McIntyre has written thousands of articles for 24/7 Wall St. He is an expert on corporate finance, the automotive industry, media companies and international finance. He has edited articles on national demographics, sports, personal income and travel.

His work has been quoted or mentioned in The New York Times, The Wall Street Journal, Los Angeles Times, The Washington Post, NBC News, Time, The New Yorker, HuffPost USA Today, Business Insider, Yahoo, AOL, MarketWatch, The Atlantic, Bloomberg, New York Post, Chicago Tribune, Forbes, The Guardian and many other major publications. McIntyre has been a guest on CNBC, the BBC and television and radio stations across the country.

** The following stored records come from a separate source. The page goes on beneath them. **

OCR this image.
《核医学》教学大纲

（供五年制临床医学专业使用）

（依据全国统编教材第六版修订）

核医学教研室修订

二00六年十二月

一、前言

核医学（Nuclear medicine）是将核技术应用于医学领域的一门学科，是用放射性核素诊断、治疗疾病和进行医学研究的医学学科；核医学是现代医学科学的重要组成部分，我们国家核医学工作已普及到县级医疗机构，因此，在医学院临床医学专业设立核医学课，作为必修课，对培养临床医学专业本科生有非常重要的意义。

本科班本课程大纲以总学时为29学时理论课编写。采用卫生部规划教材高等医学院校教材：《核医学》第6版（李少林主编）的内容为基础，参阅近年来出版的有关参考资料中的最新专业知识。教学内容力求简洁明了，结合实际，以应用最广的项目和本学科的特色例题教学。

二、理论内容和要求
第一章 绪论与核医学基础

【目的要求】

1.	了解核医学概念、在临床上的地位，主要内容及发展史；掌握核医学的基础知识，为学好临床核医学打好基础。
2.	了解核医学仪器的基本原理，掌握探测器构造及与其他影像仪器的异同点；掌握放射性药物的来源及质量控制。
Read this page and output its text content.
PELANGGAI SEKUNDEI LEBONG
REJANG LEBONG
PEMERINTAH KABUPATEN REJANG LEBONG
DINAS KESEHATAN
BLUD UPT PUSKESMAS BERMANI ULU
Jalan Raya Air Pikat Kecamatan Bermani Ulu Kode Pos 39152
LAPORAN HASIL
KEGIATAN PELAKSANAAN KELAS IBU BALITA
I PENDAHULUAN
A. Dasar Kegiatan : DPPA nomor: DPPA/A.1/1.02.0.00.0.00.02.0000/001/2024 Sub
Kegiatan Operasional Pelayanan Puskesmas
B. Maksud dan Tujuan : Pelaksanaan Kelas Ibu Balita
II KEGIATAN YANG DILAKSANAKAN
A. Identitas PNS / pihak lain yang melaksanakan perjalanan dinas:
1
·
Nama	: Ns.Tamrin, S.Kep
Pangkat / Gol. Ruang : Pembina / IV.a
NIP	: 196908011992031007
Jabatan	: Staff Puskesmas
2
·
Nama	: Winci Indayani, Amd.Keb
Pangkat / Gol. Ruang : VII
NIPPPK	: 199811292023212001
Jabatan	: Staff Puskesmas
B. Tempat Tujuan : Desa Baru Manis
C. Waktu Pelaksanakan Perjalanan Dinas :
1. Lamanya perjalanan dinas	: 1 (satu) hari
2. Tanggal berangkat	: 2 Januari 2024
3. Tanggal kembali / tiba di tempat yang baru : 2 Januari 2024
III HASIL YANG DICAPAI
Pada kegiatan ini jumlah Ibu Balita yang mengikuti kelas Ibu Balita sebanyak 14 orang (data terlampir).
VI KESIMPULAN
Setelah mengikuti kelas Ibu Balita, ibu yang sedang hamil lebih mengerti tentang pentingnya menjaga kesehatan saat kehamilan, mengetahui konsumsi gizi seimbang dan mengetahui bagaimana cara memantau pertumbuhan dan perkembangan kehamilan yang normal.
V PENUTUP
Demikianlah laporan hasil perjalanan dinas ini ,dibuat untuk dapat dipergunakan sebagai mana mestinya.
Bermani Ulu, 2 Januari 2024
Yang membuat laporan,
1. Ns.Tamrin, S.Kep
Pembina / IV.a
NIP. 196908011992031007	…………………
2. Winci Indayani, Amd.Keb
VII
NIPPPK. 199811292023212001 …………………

A magna cum laude graduate of Harvard College, McIntyre also was president of The Harvard Advocate. Founded in 1866, the Advocate is the oldest college publication in the United States.

TheStreet.com, Comps.com and Edgar Online are some of the public companies for which McIntyre served on the board of directors. He was a Vicinity Corporation board member when the company was sold to Microsoft in 2002. He served on the audit committees of some of these companies.

McIntyre has been the CEO of FutureSource, a provider of trading terminals and news to commodities and futures traders. He was president of Switchboard, the online phone directory company. He served as chairman and CEO of On2 Technologies, the video compression company that provided video compression software for Adobe’s Flash. Google bought On2 in 2009.